Guy Lafleur is a former Canadian ice hockey star who won five Stanley Cups and was the first National Hockey League player to score 50 goals and 100 points in six straight seasons. He said, “I’ve never been captain in 16 years in the NHL. But that didn’t stop me being a leader in my own way.”

We are looking at captaincy in auctions this week. The responder chooses the final contract much more often than opener because he always has more information at his fingertips. But there are deals in which responder must continue to get feedback from his partner.

How should the auction continue in this deal?
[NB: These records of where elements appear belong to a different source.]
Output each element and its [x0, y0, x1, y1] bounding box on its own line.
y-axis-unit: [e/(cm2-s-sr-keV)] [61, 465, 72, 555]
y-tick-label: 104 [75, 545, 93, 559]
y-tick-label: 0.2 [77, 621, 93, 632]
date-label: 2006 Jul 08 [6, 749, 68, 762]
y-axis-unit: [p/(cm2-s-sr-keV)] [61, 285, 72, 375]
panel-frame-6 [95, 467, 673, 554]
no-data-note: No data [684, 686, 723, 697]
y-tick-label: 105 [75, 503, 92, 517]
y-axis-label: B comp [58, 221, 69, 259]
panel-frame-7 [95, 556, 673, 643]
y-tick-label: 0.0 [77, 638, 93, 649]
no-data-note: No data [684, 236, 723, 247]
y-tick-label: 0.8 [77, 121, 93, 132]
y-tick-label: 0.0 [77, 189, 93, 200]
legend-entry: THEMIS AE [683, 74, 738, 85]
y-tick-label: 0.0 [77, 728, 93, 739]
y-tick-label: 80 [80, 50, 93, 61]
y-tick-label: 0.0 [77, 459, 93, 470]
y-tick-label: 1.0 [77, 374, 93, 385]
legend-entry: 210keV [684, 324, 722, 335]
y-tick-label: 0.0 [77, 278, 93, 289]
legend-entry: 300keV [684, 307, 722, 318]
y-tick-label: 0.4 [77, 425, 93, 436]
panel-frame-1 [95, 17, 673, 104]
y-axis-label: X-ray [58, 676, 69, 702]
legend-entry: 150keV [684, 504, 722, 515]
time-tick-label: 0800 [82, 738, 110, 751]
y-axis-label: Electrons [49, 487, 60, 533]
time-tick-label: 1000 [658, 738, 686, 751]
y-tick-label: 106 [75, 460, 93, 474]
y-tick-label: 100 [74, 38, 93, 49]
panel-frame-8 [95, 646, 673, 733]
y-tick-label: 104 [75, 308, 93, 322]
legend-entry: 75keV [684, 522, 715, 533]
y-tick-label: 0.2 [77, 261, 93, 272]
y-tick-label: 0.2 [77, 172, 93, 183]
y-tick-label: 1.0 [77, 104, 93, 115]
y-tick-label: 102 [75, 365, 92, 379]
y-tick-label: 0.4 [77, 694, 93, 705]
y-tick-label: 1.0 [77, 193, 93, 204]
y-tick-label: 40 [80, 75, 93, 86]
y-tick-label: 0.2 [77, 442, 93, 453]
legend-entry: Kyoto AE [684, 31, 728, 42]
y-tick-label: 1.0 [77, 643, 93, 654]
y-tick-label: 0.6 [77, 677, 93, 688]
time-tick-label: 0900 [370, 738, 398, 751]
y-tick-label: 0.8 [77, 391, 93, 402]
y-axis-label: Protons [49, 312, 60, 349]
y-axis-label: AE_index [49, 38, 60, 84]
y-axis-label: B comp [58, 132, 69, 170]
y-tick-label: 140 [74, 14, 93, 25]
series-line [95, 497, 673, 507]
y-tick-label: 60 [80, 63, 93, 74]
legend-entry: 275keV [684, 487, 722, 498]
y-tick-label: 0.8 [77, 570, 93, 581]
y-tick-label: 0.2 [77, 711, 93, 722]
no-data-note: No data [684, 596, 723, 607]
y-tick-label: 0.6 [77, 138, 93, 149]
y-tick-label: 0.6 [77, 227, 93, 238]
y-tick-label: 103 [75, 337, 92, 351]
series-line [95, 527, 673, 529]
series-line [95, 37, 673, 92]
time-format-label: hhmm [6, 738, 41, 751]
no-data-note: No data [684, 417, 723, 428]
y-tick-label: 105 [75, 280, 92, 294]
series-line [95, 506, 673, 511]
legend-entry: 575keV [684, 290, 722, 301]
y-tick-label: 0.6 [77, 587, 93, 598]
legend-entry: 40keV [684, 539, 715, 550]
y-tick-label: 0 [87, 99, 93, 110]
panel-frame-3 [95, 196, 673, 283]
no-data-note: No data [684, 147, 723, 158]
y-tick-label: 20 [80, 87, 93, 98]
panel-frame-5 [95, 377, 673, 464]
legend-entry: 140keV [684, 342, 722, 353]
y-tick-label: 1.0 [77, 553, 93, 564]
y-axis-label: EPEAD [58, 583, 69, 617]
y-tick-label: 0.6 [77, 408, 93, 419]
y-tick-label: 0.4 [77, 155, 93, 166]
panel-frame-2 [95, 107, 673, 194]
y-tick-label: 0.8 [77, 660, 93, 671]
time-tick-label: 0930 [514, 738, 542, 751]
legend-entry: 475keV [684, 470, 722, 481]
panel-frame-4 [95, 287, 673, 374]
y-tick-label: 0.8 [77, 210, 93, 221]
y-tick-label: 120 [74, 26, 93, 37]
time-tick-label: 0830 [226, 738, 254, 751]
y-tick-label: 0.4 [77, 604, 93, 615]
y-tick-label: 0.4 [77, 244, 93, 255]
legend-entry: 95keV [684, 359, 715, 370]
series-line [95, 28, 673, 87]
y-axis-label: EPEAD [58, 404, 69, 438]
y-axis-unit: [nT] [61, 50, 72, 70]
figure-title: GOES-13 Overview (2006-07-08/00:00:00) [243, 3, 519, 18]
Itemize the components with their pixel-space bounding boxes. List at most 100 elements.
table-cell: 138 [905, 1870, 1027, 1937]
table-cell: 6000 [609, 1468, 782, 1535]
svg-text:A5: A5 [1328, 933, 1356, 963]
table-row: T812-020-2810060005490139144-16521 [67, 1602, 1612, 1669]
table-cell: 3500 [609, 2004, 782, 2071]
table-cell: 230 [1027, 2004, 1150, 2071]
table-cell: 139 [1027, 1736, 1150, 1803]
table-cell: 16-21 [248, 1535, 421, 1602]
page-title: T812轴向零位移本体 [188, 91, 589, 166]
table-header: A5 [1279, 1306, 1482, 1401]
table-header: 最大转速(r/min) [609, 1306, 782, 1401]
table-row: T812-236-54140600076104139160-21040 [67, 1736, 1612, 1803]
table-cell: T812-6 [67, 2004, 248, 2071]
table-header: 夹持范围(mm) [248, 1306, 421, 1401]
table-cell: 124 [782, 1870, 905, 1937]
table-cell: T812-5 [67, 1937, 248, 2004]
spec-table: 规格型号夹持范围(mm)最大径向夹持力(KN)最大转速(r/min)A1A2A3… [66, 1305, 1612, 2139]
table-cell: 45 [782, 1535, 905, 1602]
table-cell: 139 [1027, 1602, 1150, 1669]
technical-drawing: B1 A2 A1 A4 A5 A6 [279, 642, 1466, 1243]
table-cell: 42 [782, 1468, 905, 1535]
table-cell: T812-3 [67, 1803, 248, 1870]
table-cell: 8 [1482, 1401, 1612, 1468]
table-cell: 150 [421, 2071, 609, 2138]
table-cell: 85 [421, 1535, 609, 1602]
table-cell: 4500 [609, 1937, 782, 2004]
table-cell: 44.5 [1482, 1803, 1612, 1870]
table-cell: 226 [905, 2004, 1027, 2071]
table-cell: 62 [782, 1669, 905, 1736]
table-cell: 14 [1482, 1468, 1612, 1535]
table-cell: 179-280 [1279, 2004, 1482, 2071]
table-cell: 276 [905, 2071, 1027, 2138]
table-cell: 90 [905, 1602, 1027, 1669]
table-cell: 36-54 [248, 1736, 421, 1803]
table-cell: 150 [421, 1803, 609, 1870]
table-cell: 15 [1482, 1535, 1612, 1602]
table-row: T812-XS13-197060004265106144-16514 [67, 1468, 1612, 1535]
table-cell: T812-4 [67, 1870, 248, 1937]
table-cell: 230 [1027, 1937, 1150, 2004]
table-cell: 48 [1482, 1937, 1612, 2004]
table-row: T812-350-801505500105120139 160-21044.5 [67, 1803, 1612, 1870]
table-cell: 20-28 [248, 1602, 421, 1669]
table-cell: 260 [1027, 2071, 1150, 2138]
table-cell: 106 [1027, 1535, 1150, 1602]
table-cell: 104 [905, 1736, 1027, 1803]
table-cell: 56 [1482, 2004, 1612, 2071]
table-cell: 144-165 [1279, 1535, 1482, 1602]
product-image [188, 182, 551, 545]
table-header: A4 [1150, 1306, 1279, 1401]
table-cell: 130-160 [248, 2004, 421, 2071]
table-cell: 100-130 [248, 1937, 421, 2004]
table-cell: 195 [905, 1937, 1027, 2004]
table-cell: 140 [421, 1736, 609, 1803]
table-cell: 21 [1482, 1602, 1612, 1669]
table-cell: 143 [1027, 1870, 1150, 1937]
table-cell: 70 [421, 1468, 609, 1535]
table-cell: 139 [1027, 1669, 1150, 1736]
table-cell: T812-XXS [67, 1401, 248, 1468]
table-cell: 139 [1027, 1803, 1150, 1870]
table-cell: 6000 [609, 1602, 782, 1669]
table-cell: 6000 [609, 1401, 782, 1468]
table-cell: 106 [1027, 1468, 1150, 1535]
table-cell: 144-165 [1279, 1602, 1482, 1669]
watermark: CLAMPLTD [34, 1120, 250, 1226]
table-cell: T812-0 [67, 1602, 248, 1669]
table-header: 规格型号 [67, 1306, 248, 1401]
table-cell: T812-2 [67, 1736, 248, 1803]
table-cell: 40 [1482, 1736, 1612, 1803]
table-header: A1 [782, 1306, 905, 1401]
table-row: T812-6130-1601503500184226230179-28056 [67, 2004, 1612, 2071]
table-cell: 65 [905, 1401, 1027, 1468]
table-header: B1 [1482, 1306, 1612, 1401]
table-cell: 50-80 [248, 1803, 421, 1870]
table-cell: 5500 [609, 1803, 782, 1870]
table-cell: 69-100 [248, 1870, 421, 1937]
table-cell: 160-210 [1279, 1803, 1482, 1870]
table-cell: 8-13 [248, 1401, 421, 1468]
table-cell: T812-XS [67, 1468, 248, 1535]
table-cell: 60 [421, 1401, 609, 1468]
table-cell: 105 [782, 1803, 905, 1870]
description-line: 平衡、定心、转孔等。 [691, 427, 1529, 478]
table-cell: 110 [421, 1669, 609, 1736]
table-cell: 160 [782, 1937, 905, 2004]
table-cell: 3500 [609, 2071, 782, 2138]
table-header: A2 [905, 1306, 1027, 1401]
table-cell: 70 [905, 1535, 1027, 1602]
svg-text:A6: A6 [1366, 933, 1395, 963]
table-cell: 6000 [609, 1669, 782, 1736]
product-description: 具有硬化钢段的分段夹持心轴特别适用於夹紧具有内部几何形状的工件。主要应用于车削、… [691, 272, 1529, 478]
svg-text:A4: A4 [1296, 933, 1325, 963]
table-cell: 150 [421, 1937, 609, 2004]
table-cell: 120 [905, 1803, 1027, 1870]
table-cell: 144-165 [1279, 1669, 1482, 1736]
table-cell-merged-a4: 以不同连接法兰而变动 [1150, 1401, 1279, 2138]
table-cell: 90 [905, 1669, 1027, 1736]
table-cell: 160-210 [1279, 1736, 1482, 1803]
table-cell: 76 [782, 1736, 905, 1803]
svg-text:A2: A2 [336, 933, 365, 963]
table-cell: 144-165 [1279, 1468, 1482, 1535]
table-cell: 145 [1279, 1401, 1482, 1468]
North could just close his eyes and rebid three notrump. Here, though, that would backfire because the defenders would take the first five tricks in spades. Instead, North should continue with two hearts, which is also game-forcing. If South then bids two no-trump because he has a spade stopper or two, North can raise. Here, though, South should bid three clubs. (Two honors doubleton are as good as three low cards.) North continues with three diamonds, and South jumps to five diamonds.

After West cashes two spade tricks and shifts to a heart, how should South continue?

Yes, that is a tough auction, but discuss it with your partner.

South must avoid a trump loser. He should hope that West has jack-singleton or jack-doubleton. Declarer should start with a low diamond to his queen. When West drops the jack, declarer overtakes his club queen with dummy’s king (or crosses in hearts), plays a diamond to his 10, cashes the diamond ace, and claims.